どんなに苦しい時でも、明るく朗らかに生きる。そして人と人とが「つながって」今を愉快に過ごす。「バスティーユ襲撃」なるシンフォニーを聴きながら、ここには戦いというより、歴史的事実を客観的に描写しながら、そのことすら「楽しもうとする」音楽家の姿が克明に反映されている気がして、これまでそういう視点で聴いてこなかったものだから、ほんの少し自分の中に衝撃が走った。
古典派周辺を巡る。
ハイドン、モーツァルト、ベートーヴェン、それにケルビーニなどの音楽を集中的に聴いて思うこと。1700年代の後半から1800年代の初めにかけて、つまりフランス革命に始まるヨーロッパ動乱の歴史の中で創造された芸術作品は、それぞれに「革新」がありながら、一方で多くの一般市民にも(とはいえまだまだ貴族が中心か)享受せられんとする「保守性(わかりやすさ)」がうまく混ざり合っており、とてもバランスに優れているということ(それは構造的な面もそうだが、精神面でとてもそんなような気がする)と、何より200年の時を経て耳にする我々にとってとても「美しい」と感じる音楽が多いということ。

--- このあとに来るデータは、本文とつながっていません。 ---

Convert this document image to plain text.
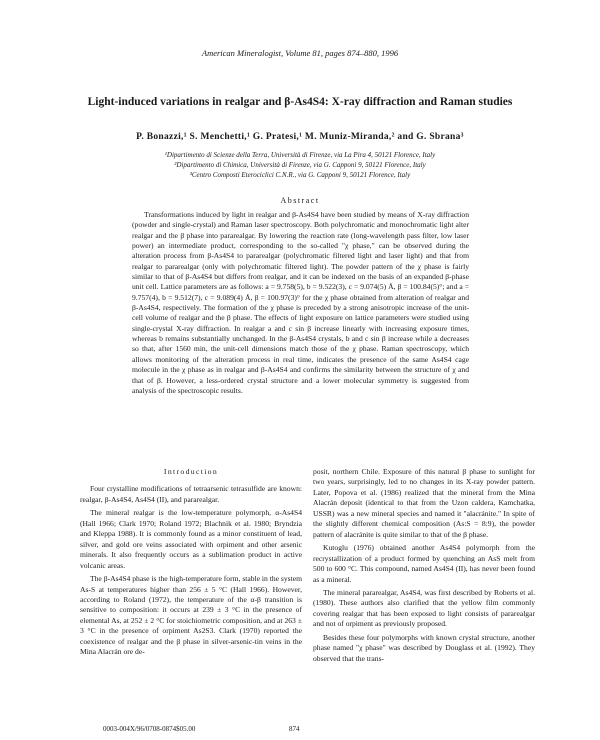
American Mineralogist, Volume 81, pages 874–880, 1996
Light-induced variations in realgar and β-As4S4: X-ray diffraction and Raman studies
P. Bonazzi,¹ S. Menchetti,¹ G. Pratesi,¹ M. Muniz-Miranda,² and G. Sbrana³
¹Dipartimento di Scienze della Terra, Università di Firenze, via La Pira 4, 50121 Florence, Italy
²Dipartimento di Chimica, Università di Firenze, via G. Capponi 9, 50121 Florence, Italy
³Centro Composti Eterociclici C.N.R., via G. Capponi 9, 50121 Florence, Italy
Abstract
Transformations induced by light in realgar and β-As4S4 have been studied by means of X-ray diffraction (powder and single-crystal) and Raman laser spectroscopy. Both polychromatic and monochromatic light alter realgar and the β phase into pararealgar. By lowering the reaction rate (long-wavelength pass filter, low laser power) an intermediate product, corresponding to the so-called "χ phase," can be observed during the alteration process from β-As4S4 to pararealgar (polychromatic filtered light and laser light) and that from realgar to pararealgar (only with polychromatic filtered light). The powder pattern of the χ phase is fairly similar to that of β-As4S4 but differs from realgar, and it can be indexed on the basis of an expanded β-phase unit cell. Lattice parameters are as follows: a = 9.758(5), b = 9.522(3), c = 9.074(5) Å, β = 100.84(5)°; and a = 9.757(4), b = 9.512(7), c = 9.089(4) Å, β = 100.97(3)° for the χ phase obtained from alteration of realgar and β-As4S4, respectively. The formation of the χ phase is preceded by a strong anisotropic increase of the unit-cell volume of realgar and the β phase. The effects of light exposure on lattice parameters were studied using single-crystal X-ray diffraction. In realgar a and c sin β increase linearly with increasing exposure times, whereas b remains substantially unchanged. In the β-As4S4 crystals, b and c sin β increase while a decreases so that, after 1560 min, the unit-cell dimensions match those of the χ phase. Raman spectroscopy, which allows monitoring of the alteration process in real time, indicates the presence of the same As4S4 cage molecule in the χ phase as in realgar and β-As4S4 and confirms the similarity between the structure of χ and that of β. However, a less-ordered crystal structure and a lower molecular symmetry is suggested from analysis of the spectroscopic results.
Introduction

Four crystalline modifications of tetraarsenic tetrasulfide are known: realgar, β-As4S4, As4S4 (II), and pararealgar.

The mineral realgar is the low-temperature polymorph, α-As4S4 (Hall 1966; Clark 1970; Roland 1972; Blachnik et al. 1980; Bryndzia and Kleppa 1988). It is commonly found as a minor constituent of lead, silver, and gold ore veins associated with orpiment and other arsenic minerals. It also frequently occurs as a sublimation product in active volcanic areas.

The β-As4S4 phase is the high-temperature form, stable in the system As-S at temperatures higher than 256 ± 5 °C (Hall 1966). However, according to Roland (1972), the temperature of the α-β transition is sensitive to composition: it occurs at 239 ± 3 °C in the presence of elemental As, at 252 ± 2 °C for stoichiometric composition, and at 263 ± 3 °C in the presence of orpiment As2S3. Clark (1970) reported the coexistence of realgar and the β phase in silver-arsenic-tin veins in the Mina Alacrán ore de-

posit, northern Chile. Exposure of this natural β phase to sunlight for two years, surprisingly, led to no changes in its X-ray powder pattern. Later, Popova et al. (1986) realized that the mineral from the Mina Alacrán deposit (identical to that from the Uzon caldera, Kamchatka, USSR) was a new mineral species and named it "alacránite." In spite of the slightly different chemical composition (As:S = 8:9), the powder pattern of alacránite is quite similar to that of the β phase.

Kutoglu (1976) obtained another As4S4 polymorph from the recrystallization of a product formed by quenching an AsS melt from 500 to 600 °C. This compound, named As4S4 (II), has never been found as a mineral.

The mineral pararealgar, As4S4, was first described by Roberts et al. (1980). These authors also clarified that the yellow film commonly covering realgar that has been exposed to light consists of pararealgar and not of orpiment as previously proposed.

Besides these four polymorphs with known crystal structure, another phase named "χ phase" was described by Douglass et al. (1992). They observed that the trans-

0003-004X/96/0708-0874$05.00	874
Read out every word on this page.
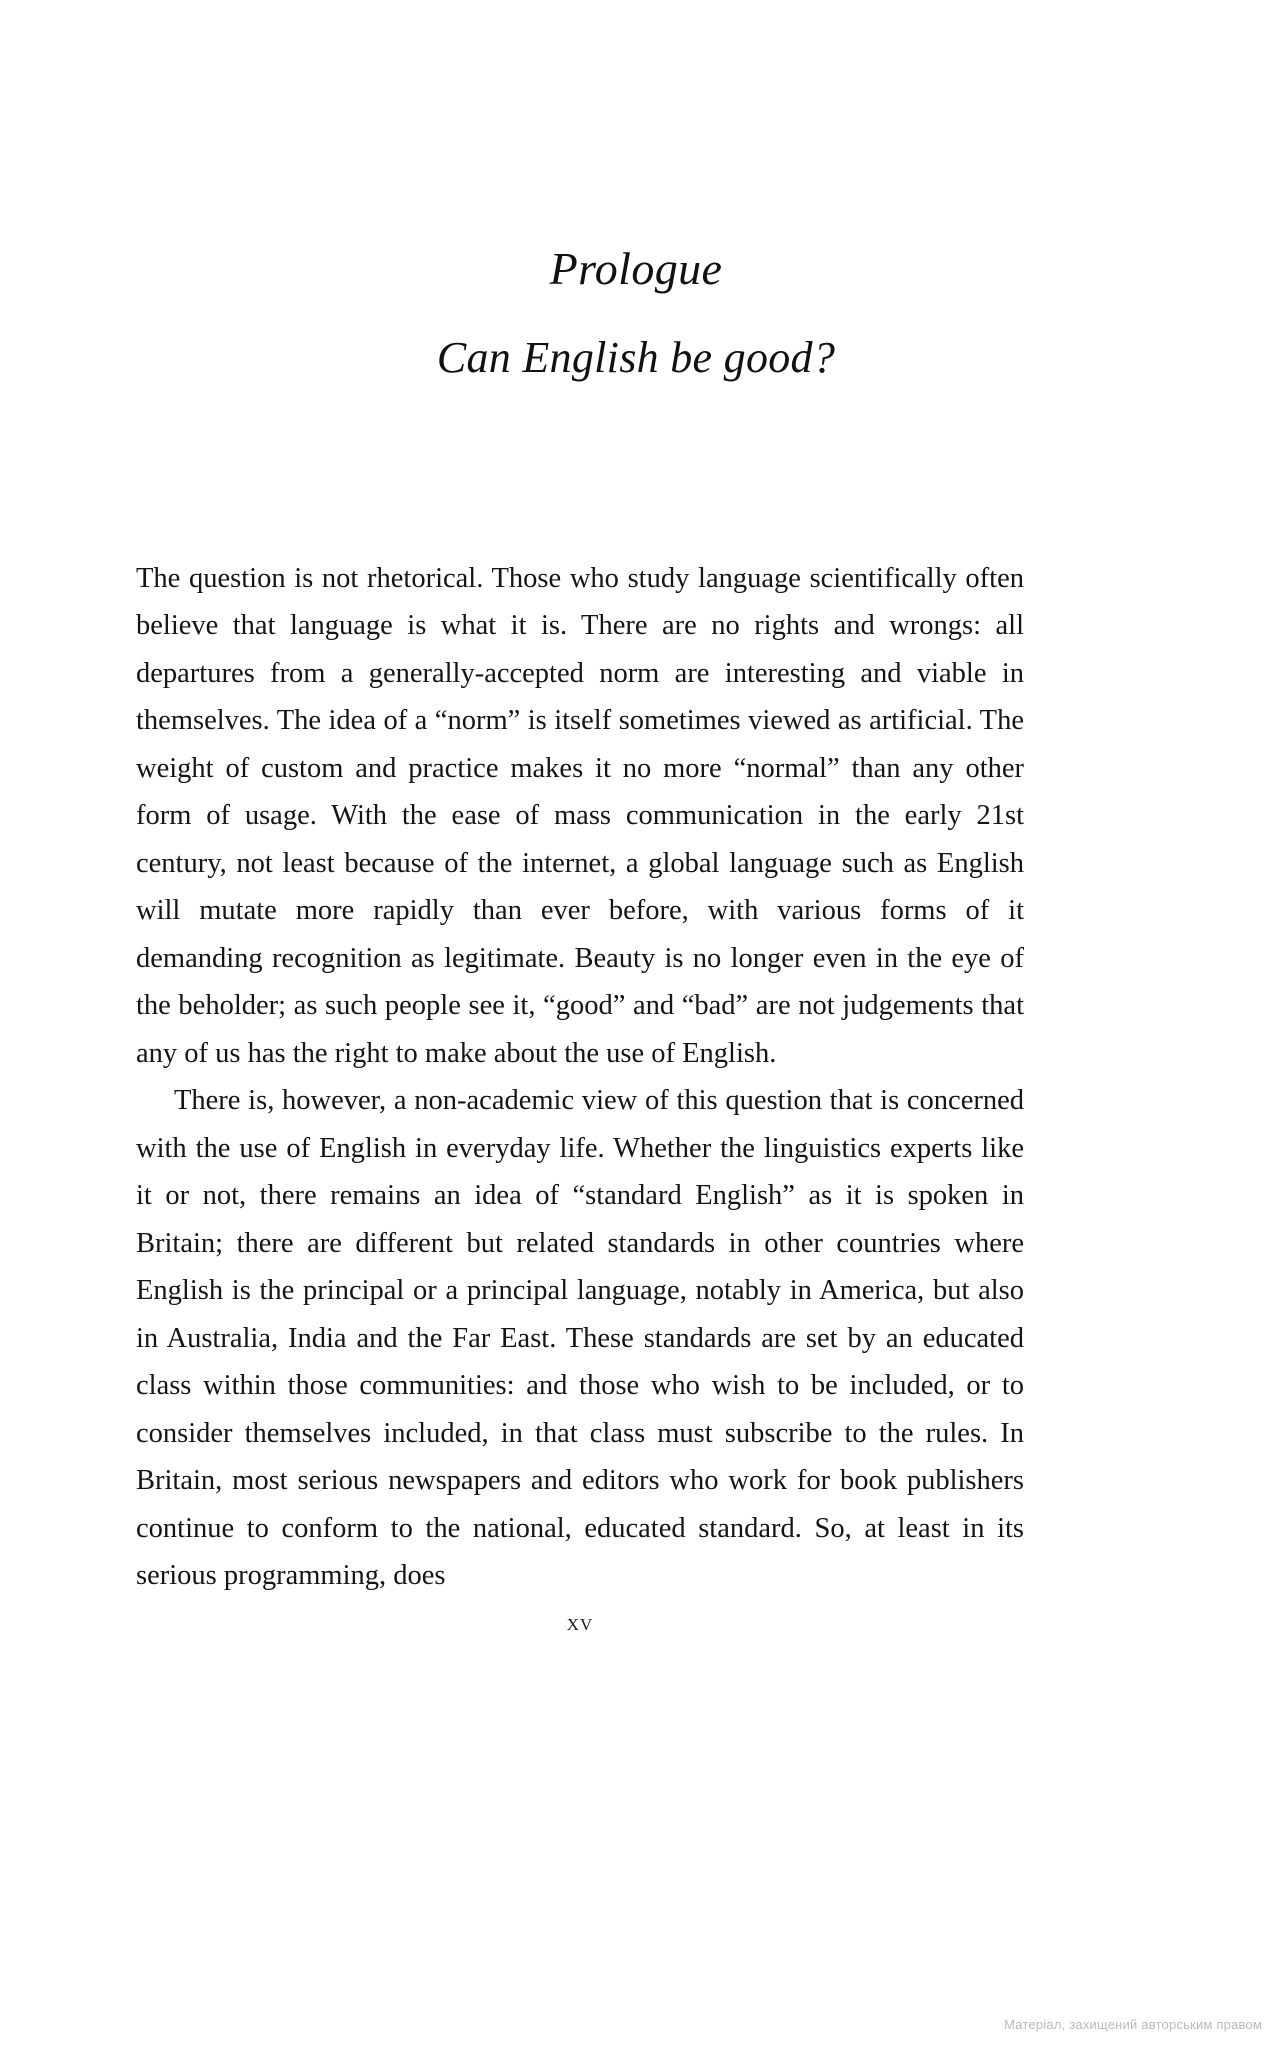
Prologue
Can English be good?

The question is not rhetorical. Those who study language scientifically often believe that language is what it is. There are no rights and wrongs: all departures from a generally-accepted norm are interesting and viable in themselves. The idea of a “norm” is itself sometimes viewed as artificial. The weight of custom and practice makes it no more “normal” than any other form of usage. With the ease of mass communication in the early 21st century, not least because of the internet, a global language such as English will mutate more rapidly than ever before, with various forms of it demanding recognition as legitimate. Beauty is no longer even in the eye of the beholder; as such people see it, “good” and “bad” are not judgements that any of us has the right to make about the use of English.

There is, however, a non-academic view of this question that is concerned with the use of English in everyday life. Whether the linguistics experts like it or not, there remains an idea of “standard English” as it is spoken in Britain; there are different but related standards in other countries where English is the principal or a principal language, notably in America, but also in Australia, India and the Far East. These standards are set by an educated class within those communities: and those who wish to be included, or to consider themselves included, in that class must subscribe to the rules. In Britain, most serious newspapers and editors who work for book publishers continue to conform to the national, educated standard. So, at least in its serious programming, does

xv
Матеріал, захищений авторським правом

もちろん、この頃の音楽は僕が10代の頃から散々耳にしてきているのだけど、何だか「今」ようやく本質が見えかけてきたように思う。すなわち、ここで音楽は一旦完成し、この後の歴史においてはどんな傑作も人間が感情でもって(無理矢理)作り上げようとした代物ではないかと(まぁ、これも極端に考えたらという前提だけれど)。ベートーヴェンの意味、ハイドンの重要性、またはケルビーニの存在(あるいはサリエリ)、そんなことは正直まったく何も考えずにただ受容してきただけだったから余計にそんなことを思う。
例えば、数年前にタワーレコードのセール籠の中に見つけた1枚のSACD。
カール・ディッタース・フォン・ディッタースドルフの作品を集めたもの。ハイドンとほぼ同時代を生きたこの作曲家についてはほとんど何も知らなかった。彼はハイドンやモーツァルト、そしてヴァンハルと弦楽四重奏を組んだといわれるが真偽のほどは不明。でも、それだけの「能力」に長けた人なのだから、彼の作品にも当然「見るもの」はあるだろうと幾度か耳にしたが、そのまま埋もれてしまっていた。
いやはや、「バスティーユ襲撃」の激情と激動。なるほど、これは間違いなく革命の描写。雄渾さと確信をもって進む歩調と。そして、時折高らかに奏される木管の響きはやっぱり希望の調べ。第2楽章の束の間の安らぎ(何と平和な!)を経て、フィナーレの歓喜。
ハープを中心としたコンチェルトも美しい。